Even if you don’t require dental clearance for an upcoming surgery or procedure, it’s a good idea to let your dentist know about your overall health and about any upcoming surgeries. Just as your primary care physician and any specialists sometimes seek information from your dentist about your overall oral health, you should keep your dentist informed about your overall health as well – particularly if you have had surgeries like heart valve replacements or joint replacements.

Sometimes a primary care physician or surgeon will want you to take antibiotics prior to dental procedures which occur AFTER a surgery is over (sometimes for a few months, or other times for the rest of your life) in order to prevent bacteria which is stirred up in the mouth from colonizing on the areas of disrupted blood flow in the body. That’s obviously something your dentist needs to know.

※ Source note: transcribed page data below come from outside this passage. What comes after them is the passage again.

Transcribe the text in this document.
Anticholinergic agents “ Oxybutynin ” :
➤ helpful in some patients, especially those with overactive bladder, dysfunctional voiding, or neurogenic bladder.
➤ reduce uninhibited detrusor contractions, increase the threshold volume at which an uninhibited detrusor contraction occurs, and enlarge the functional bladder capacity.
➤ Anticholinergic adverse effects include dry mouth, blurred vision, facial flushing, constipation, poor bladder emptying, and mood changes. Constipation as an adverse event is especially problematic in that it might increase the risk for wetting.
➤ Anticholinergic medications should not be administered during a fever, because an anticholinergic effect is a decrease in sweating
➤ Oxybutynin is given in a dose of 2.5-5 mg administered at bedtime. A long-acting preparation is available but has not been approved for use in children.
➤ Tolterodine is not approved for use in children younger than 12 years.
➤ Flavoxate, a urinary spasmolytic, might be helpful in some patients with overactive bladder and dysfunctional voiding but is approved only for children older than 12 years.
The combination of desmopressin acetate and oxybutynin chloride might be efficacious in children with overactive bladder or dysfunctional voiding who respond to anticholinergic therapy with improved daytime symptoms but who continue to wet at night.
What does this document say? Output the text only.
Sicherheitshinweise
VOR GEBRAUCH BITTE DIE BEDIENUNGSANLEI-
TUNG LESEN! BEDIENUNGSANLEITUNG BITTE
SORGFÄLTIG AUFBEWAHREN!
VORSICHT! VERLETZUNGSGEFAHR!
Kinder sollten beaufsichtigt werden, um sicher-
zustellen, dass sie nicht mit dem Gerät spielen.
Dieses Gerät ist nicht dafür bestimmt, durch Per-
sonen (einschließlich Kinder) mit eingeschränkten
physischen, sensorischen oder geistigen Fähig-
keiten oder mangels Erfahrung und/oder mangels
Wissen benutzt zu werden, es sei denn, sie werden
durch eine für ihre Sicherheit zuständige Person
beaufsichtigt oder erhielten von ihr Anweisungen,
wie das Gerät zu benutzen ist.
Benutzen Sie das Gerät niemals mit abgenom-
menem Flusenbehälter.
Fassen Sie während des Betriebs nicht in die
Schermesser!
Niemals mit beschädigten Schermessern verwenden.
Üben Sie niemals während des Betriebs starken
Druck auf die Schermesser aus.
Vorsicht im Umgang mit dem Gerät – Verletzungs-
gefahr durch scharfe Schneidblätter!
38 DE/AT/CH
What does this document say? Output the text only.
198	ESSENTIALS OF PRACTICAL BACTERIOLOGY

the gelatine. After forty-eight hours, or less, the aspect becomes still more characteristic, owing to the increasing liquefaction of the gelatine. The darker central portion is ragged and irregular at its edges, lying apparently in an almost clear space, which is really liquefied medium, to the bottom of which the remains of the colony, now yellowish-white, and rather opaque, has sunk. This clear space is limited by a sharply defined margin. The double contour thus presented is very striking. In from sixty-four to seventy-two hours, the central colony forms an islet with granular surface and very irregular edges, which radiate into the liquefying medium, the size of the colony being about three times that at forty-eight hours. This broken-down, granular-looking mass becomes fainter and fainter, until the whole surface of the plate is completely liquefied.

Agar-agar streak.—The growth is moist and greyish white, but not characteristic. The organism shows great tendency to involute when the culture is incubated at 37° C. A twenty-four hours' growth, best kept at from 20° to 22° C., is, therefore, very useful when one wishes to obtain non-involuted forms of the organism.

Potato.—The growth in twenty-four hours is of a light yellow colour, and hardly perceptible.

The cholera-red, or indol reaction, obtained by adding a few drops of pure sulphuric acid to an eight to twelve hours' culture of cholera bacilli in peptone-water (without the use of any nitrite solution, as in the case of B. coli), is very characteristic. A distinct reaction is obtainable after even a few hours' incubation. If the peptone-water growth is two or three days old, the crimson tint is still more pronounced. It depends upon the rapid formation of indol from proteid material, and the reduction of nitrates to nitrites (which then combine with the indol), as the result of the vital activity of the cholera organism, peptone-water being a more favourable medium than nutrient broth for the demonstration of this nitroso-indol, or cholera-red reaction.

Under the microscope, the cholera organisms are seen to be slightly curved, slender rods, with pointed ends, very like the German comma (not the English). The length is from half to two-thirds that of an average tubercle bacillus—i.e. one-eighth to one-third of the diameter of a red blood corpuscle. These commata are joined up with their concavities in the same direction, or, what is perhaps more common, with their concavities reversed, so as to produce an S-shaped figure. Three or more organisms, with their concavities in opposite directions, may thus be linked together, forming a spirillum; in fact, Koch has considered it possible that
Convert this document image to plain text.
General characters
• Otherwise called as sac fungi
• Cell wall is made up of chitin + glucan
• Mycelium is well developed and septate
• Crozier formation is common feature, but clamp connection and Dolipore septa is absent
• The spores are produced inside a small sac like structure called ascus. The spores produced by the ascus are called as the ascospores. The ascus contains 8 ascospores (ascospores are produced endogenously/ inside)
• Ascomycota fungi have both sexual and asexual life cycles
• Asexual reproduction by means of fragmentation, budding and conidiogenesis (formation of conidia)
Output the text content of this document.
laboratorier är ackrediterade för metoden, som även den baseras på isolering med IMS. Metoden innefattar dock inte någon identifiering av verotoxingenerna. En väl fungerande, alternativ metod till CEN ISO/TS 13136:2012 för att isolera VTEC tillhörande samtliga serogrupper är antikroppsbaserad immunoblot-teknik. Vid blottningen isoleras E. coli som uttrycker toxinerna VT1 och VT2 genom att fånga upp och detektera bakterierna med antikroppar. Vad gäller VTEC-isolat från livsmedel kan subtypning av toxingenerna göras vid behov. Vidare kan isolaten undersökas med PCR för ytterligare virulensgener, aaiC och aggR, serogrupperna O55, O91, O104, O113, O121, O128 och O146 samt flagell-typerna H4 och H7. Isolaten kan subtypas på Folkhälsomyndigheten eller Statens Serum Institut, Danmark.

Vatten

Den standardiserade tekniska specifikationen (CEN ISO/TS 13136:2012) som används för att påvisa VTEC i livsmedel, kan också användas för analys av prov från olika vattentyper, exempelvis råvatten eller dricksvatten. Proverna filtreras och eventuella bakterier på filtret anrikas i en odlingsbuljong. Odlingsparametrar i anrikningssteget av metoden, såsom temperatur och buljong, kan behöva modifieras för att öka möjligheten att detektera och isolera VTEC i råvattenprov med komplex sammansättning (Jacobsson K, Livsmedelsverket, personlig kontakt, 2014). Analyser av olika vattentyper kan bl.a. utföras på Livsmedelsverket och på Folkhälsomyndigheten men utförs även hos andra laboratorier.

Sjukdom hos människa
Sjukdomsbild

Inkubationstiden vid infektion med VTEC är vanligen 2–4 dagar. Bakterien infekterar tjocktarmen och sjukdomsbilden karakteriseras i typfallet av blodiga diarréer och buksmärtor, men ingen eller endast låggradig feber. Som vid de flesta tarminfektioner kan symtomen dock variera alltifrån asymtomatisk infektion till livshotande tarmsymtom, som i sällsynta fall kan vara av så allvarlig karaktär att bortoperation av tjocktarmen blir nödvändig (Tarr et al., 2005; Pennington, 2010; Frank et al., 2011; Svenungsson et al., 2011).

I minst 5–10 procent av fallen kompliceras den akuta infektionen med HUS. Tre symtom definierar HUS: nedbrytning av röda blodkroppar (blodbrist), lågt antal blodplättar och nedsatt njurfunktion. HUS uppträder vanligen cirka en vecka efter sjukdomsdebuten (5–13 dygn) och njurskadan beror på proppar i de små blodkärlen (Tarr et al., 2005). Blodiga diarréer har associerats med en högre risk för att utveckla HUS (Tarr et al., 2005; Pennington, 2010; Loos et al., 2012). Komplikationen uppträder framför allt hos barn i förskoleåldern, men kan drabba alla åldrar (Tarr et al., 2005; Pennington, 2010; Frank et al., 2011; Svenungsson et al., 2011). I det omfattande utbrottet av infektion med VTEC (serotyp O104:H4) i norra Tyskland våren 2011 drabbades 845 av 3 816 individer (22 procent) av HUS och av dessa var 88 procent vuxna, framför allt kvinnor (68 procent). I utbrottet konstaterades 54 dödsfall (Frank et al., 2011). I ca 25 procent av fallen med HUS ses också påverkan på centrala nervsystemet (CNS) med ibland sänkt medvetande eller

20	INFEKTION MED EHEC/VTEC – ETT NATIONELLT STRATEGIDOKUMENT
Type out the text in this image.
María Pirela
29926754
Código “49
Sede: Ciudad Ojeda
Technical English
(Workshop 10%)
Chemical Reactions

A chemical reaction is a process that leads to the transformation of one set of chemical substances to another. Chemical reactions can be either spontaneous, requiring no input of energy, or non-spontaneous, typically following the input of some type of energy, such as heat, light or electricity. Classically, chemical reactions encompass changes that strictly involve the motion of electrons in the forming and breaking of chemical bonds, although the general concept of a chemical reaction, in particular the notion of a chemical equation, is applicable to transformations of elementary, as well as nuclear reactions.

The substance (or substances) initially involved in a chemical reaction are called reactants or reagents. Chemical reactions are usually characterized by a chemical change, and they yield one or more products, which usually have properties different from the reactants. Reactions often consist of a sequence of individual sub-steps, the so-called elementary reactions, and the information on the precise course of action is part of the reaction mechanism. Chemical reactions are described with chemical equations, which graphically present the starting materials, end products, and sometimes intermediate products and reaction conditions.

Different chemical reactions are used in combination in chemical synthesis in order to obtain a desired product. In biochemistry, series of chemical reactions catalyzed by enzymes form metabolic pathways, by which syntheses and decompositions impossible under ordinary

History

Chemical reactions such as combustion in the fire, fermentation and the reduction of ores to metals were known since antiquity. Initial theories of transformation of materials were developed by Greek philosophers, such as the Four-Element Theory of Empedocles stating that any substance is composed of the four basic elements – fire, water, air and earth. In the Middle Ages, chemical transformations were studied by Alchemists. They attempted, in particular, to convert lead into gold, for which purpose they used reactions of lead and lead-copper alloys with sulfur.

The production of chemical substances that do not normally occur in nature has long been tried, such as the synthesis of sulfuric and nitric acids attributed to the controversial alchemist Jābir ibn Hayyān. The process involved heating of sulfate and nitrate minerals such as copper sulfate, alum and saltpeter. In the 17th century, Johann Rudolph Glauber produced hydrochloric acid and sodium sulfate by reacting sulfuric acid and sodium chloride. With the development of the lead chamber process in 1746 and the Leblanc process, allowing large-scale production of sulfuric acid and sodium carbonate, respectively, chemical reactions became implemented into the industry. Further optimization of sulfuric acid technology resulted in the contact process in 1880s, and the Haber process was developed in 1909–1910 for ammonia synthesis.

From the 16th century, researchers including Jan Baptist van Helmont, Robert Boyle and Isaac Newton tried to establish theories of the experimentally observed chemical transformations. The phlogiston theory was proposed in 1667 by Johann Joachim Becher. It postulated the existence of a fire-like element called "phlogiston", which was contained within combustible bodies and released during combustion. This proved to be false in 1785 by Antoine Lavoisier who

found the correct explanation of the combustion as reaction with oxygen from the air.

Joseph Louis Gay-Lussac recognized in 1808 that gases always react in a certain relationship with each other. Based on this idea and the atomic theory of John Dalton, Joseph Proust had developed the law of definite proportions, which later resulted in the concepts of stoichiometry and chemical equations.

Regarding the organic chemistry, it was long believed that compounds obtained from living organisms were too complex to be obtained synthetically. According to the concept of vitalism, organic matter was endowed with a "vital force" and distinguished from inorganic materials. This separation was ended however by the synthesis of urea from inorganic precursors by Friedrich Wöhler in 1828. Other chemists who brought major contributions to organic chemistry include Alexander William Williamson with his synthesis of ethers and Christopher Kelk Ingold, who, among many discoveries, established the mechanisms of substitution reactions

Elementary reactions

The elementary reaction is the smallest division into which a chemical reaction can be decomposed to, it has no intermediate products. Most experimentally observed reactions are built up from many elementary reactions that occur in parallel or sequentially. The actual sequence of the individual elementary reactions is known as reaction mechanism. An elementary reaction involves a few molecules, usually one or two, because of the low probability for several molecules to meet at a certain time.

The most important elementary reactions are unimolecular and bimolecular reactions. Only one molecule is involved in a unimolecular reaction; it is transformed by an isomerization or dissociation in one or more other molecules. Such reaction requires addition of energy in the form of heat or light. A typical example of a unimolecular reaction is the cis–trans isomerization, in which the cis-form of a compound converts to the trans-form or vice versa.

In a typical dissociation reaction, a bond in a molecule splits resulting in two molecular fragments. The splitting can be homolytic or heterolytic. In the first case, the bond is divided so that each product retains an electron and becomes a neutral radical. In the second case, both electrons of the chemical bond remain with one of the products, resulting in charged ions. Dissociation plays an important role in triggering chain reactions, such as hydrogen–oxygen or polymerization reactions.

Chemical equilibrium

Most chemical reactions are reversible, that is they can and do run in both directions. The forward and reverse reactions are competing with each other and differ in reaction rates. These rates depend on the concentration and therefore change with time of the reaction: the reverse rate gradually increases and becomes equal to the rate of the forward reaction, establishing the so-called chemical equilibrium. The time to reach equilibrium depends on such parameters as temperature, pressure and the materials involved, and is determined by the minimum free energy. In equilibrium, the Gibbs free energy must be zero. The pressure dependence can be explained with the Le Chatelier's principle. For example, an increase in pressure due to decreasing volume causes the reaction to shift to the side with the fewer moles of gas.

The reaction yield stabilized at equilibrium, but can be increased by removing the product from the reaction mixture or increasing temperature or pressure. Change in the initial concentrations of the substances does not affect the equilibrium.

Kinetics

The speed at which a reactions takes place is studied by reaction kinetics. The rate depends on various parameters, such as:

That patient would usually take the antibiotic an hour before any dental procedure which is likely to cause bleeding.

That’s why you have to fill out new patient forms with all of those medical questions and why we sometimes ask you to provide an update to that information when you come in for a routine cleaning and why we might also ask you detailed questions prior to a dental procedure, too.

While the rule of thumb for updating your medical information at your dentist office yearly, please make sure you update your dentist anytime anything changes, too. Changes like new medications you’re taking, upcoming surgeries, worsening allergies, a pregnancy . . . Ah, pregnancy. More about that next time, tooth fans.

Love & Preventing Foreseeable Health Complications,

kristie's signature

Update: Yours truly got quoted! The biggest takeaway from Stephanie Thurrott’s article is that if you know you are going to have surgery, be sure to see your dentist and get your own clearance, even if it’s not required.